Ministro do STJ anula condenação de Delúbio na Lava Jato e remete caso à Justiça Eleitoral
Ex-tesoureiro havia sido denunciado pela extinta força-tarefa da Lava Jato após a 27ª fase da operação
O ministro do Superior Tribunal de Justiça (STJ) Ribeiro Dantas concedeu liminar nesta sexta-feira (3) na qual considera a 13ª Vara Federal de Curitiba incompetente para julgar um processo da Operação Lava Jato contra o ex-tesoureiro do PT Delúbio Soares.
Na prática, a decisão anula a condenação por lavagem de dinheiro e remete o caso para apreciação da Justiça Eleitoral. Delúbio havia sido denunciado pela extinta força-tarefa da Lava Jato após a 27ª fase da operação, deflagrada após suspeita de fraude em um empréstimo de R$ 12,2 milhões do Banco Schahin ao empresário José Carlos Bumlai, quitado em 2009.
De acordo com o Ministério Público Federal, trataria-se de uma movimentação financeira destinada não para a compra do frigorífico Bertin, mas para repasses ilegais relacionados a um contrato da Petrobras com o grupo Schahin.
O então juiz titular da 13ª Vara Federal, o hoje senador Sergio Moro (União-SP), condenou Delúbio e outros quatro réus, como o empresário de Santo André Ronan Maria Pinto, a cinco anos de prisão — o ex-tesoureiro ficou dois anos no sistema carcerário.
O advogado Pedro Paulo de Medeiros alegou em habeas corpus que a Vara Federal de Curitiba não teria competência para julgar o caso. Em 2021, a defesa de Delúbio já havia obtido a anulação e arquivamento de outra ação penal relativa à Lava Jato.
“Com essa decisão, Delúbio não ostenta mais qualquer condenação criminal ou antecedente negativo”, afirma Medeiros.

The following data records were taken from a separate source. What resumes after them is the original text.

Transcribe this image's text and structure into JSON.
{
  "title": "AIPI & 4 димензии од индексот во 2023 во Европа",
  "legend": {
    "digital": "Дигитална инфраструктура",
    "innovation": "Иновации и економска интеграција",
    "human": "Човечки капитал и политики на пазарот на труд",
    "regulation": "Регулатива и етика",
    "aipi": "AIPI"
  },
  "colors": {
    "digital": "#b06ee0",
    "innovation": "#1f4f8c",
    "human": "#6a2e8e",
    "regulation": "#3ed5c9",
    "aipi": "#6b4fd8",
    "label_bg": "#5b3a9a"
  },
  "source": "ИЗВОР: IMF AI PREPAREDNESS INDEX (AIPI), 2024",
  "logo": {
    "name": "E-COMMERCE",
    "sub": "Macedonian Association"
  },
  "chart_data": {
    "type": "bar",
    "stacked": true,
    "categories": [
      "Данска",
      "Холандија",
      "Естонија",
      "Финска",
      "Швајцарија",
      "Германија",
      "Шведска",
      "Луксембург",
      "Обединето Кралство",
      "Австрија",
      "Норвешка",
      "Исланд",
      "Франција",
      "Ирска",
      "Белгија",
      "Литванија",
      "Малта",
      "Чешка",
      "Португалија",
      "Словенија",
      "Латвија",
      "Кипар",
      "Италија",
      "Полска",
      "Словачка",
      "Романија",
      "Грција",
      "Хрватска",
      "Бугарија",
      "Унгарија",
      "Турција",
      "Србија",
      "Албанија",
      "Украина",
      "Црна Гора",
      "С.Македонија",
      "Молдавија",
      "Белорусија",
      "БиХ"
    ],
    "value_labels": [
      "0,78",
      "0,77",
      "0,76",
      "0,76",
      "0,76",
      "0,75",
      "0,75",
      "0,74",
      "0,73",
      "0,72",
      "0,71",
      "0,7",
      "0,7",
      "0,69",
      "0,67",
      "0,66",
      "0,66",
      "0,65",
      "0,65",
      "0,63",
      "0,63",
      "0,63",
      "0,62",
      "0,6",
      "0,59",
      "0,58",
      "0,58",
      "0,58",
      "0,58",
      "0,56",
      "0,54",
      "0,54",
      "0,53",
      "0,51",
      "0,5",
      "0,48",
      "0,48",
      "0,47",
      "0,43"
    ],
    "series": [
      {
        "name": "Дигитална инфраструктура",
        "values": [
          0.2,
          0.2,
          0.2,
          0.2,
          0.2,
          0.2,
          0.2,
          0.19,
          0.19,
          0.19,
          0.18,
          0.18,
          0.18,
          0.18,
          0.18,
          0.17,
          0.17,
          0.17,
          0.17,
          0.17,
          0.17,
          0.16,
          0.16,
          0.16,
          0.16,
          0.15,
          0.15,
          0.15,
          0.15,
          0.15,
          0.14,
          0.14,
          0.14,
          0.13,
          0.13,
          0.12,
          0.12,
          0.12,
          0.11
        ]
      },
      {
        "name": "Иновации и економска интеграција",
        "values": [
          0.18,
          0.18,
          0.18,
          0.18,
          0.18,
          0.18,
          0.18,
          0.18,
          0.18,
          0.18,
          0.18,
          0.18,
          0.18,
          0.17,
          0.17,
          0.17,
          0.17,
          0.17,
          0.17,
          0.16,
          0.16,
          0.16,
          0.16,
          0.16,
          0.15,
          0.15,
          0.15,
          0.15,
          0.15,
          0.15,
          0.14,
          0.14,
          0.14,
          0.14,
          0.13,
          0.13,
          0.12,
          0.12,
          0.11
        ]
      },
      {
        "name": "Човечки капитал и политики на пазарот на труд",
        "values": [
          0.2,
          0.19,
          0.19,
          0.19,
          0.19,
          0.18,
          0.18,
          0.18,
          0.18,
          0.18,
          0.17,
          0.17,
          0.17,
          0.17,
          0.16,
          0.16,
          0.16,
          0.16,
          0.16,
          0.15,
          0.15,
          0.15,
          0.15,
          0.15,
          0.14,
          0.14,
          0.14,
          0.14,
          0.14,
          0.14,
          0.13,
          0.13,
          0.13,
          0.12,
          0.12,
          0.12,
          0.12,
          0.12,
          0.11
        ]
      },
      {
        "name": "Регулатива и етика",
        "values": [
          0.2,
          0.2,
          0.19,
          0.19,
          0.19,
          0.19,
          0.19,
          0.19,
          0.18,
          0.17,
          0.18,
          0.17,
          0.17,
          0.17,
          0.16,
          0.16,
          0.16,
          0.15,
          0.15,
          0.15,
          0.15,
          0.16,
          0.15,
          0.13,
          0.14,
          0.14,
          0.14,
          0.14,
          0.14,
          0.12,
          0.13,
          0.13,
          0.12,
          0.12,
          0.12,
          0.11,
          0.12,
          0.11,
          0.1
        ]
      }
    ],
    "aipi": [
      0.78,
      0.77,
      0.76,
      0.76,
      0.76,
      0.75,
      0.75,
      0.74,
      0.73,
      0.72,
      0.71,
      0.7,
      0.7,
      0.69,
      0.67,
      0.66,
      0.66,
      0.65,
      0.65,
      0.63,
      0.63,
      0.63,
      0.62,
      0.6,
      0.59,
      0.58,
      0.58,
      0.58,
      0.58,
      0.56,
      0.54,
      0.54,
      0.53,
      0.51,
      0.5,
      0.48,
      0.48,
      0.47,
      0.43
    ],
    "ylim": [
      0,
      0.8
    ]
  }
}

“Deveras, conforme se extrai da sentença, foi realizado empréstimo reconhecido como fraudulento, no valor de R$ 12.176.850,80, tomado no Banco Schahin por José Carlos Bumlai e, após, a fim de dissimular a origem e movimentação, o valor fora transferido para o Frigorífico Bertin que, instruído pelo pelo ora paciente Delúbio Soares, teria feito a lavagem do dinheiro, dissimulando sua origem, distribuindo o valor entre campanhas eleitorais (não havendo a integral declaração dos valores quando das prestações de contas à Justiça Eleitoral) e outros beneficiários envolvidos com partidos políticos (PT e PDT)”, escreveu Ribeiro Dantas na decisão.
E prossegue o ministro do STJ: “Os pagamentos foram efetuados para pagamento de dívidas eleitorais, o que, de fato, evidencia a competência material de Justiça Eleitoral para o julgamento do processo-crime dos crimes comuns perpetrados com crime eleitorais, nos moldes do reconhecido pelo STF, no julgamento do Inquérito 4435/DF, tratando-se de incompetência absoluta, o que, portanto, não se convalida, ainda que não tenha sido formalmente descrito crime eleitoral na peça acusatória, dada a presença de inequívoco contexto eleitoral indicativo da prática de delitos dessa natureza a atrai a competência da Justiça especializada”.
“Tal entendimento, decerto, impede que o acusador escolha o juízo da causa e evita que ele manipule a tipificação legal para evitar a Justiça Eleitoral.”